Wednesday, June 9

Co Co's cooking!

I woke up pretty early today (not as early as I usually have to for work) and I decided I wanted to make something delicious for supper. Unfortunately, my kitchen was pretty bare and lacking in anything promising besides the staples, so I had to go to the grocery store. While at the grocery store, I came across some interesting ingredients in the ethnic food aisle: coconut milk, curry paste and basmati rice, vindaloo sauce. The wheels started turning in my head and I knew right away that I was craving beef vindaloo. Now, I'm not partial to buying pre-made sauces in jars for ethnic dishes, I would much rather try to create the dish from scratch. I bought the things I went to the grocery store for, and also picked up: thinly sliced steak, a vidalia onion, red and green peppers, basmati rice, coconut milk, mild curry paste, cilantro, and naan bread. When I got home I put all my ingredients on the top of my counter and began to get to work. The final product was amazing. Here's the recipe and some photos of the process. Yum yum!

All the ingredients:


The recipe:

You will need the following:

* 1 tbsp (or to taste) Patak's Hot Curry Paste (or similar other brand. My fiance is a bit of a spice wimp so I used Mild paste)
* 1 medium onion
* 1/2 (each) green pepper and red pepper
* Coconut milk
* 1 tbsp minced garlic
* 1 tbsp minced ginger
* 1-2 tbsp EVOO
* Thinly sliced beef steak
* Cream
* Yogurt
* Naan bread (I like the garlic naan from Zhers/PC)
* Butter
* Curry Powder
* Cooked basmati rice

Recipe

1. Pre-cook beef. Thinly slice all the veggies (onion/peppers) and set aside.
2. In a frying pan or wok, heat the oil and add the garlic and ginger. Cook on med-medium/low heat. Drizzle coconut milk on top.
3. Add beef to the pan, allow to heat through.
4. Add the veggies you cut and put in a bowl earlier. Stir-fry with the meat for about 2 minutes.
5. Take curry paste and add it to the pan. Stir to coat the meat and vegetables.
6. Slowly add creamer or more coconut milk to the pan until a sauce forms. This really is a matter of preference. If you add too much cream, don't worry - it will thicken.
7. Spoon mixture over basmati rice and drizzle yogurt or more coconut milk over the rice. Helps to tone down the spice.

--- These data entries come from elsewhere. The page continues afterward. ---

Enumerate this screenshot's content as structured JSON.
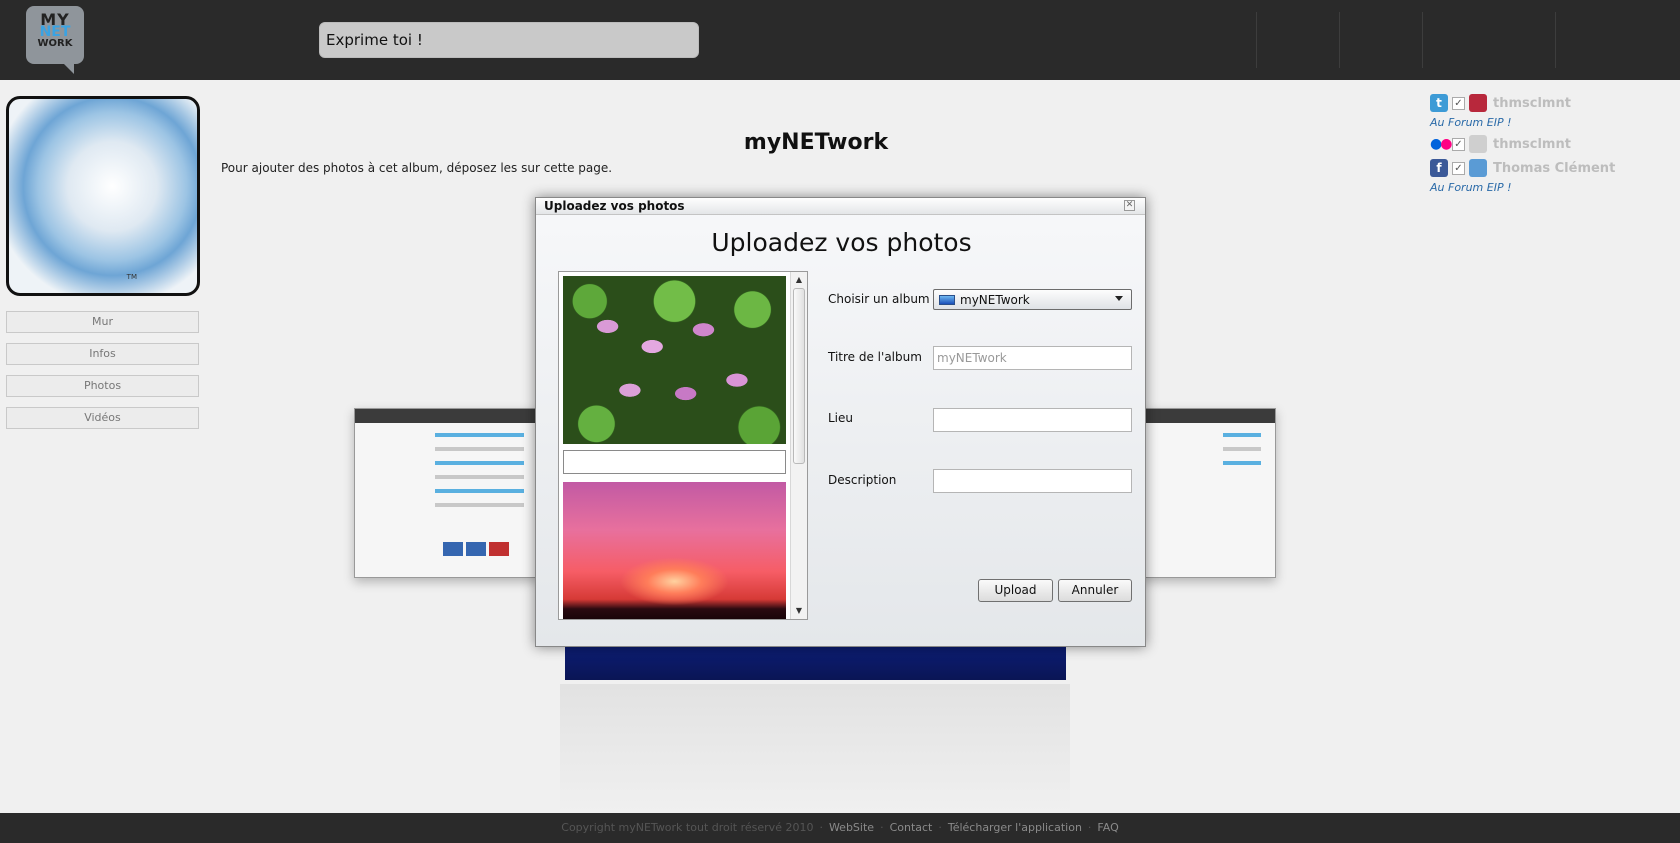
{
  "header": {
    "logo": {
      "line1": "MY",
      "line2": "NET",
      "line3": "WORK"
    },
    "status_placeholder": "Exprime toi !"
  },
  "profile": {
    "picture_mark": "TM",
    "menu": [
      "Mur",
      "Infos",
      "Photos",
      "Vidéos"
    ]
  },
  "page": {
    "title": "myNETwork",
    "hint": "Pour ajouter des photos à cet album, déposez les sur cette page."
  },
  "social": {
    "entries": [
      {
        "network": "twitter",
        "icon": "twitter-icon",
        "color": "#3d9bd6",
        "name": "thmsclmnt",
        "status": "Au Forum EIP !"
      },
      {
        "network": "flickr",
        "icon": "flickr-icon",
        "color": "#0063dc",
        "name": "thmsclmnt",
        "status": ""
      },
      {
        "network": "facebook",
        "icon": "facebook-icon",
        "color": "#3b5998",
        "name": "Thomas Clément",
        "status": "Au Forum EIP !"
      }
    ]
  },
  "modal": {
    "window_title": "Uploadez vos photos",
    "heading": "Uploadez vos photos",
    "album_label": "Choisir un album",
    "album_selected": "myNETwork",
    "title_label": "Titre de l'album",
    "title_value": "myNETwork",
    "place_label": "Lieu",
    "place_value": "",
    "description_label": "Description",
    "description_value": "",
    "upload_label": "Upload",
    "cancel_label": "Annuler"
  },
  "footer": {
    "copyright": "Copyright myNETwork tout droit réservé 2010",
    "links": [
      "WebSite",
      "Contact",
      "Télécharger l'application",
      "FAQ"
    ]
  }
}
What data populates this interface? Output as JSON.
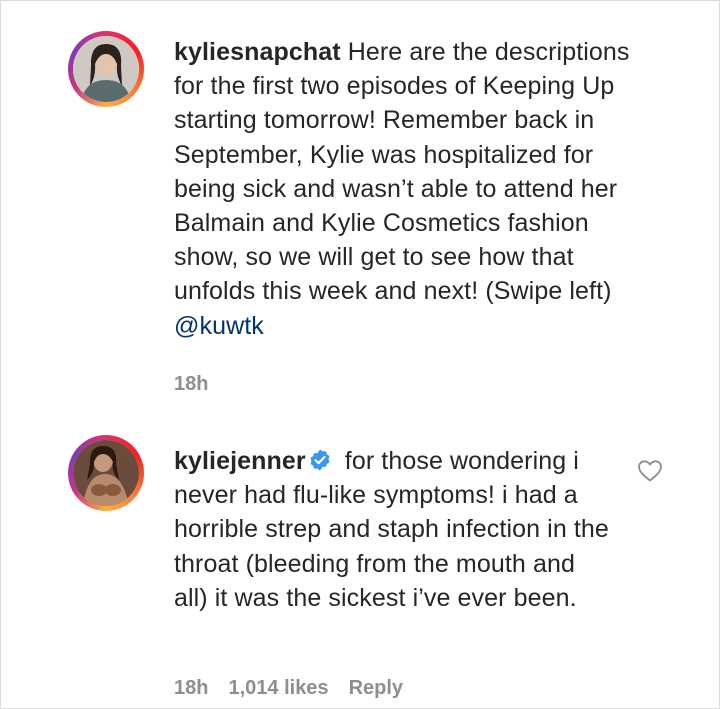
{
  "comments": [
    {
      "username": "kyliesnapchat",
      "text": "Here are the descriptions for the first two episodes of Keeping Up starting tomorrow! Remember back in September, Kylie was hospitalized for being sick and wasn’t able to attend her Balmain and Kylie Cosmetics fashion show, so we will get to see how that unfolds this week and next! (Swipe left)",
      "mention": "@kuwtk",
      "time": "18h"
    },
    {
      "username": "kyliejenner",
      "verified": true,
      "text": "for those wondering i never had flu-like symptoms! i had a horrible strep and staph infection in the throat (bleeding from the mouth and all) it was the sickest i’ve ever been.",
      "time": "18h",
      "likes": "1,014 likes",
      "reply": "Reply"
    }
  ],
  "colors": {
    "text": "#262626",
    "meta": "#8e8e8e",
    "mention": "#003569",
    "verified": "#3897f0"
  }
}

If desired, serve with naan bread. Heat in the oven for a few minutes, put a bit of butter on the hot naan bread, cut into quarters and serve alongside vindaloo.

Enjoy!

The curry simmering away on the stove:


The final product:

2 comments:

Kate said...

Looks yummy! I have an obsession with Naan bread. It's amazing with curry

Co Co said...

I completely agree Kate...Mmmmm to Naan bread!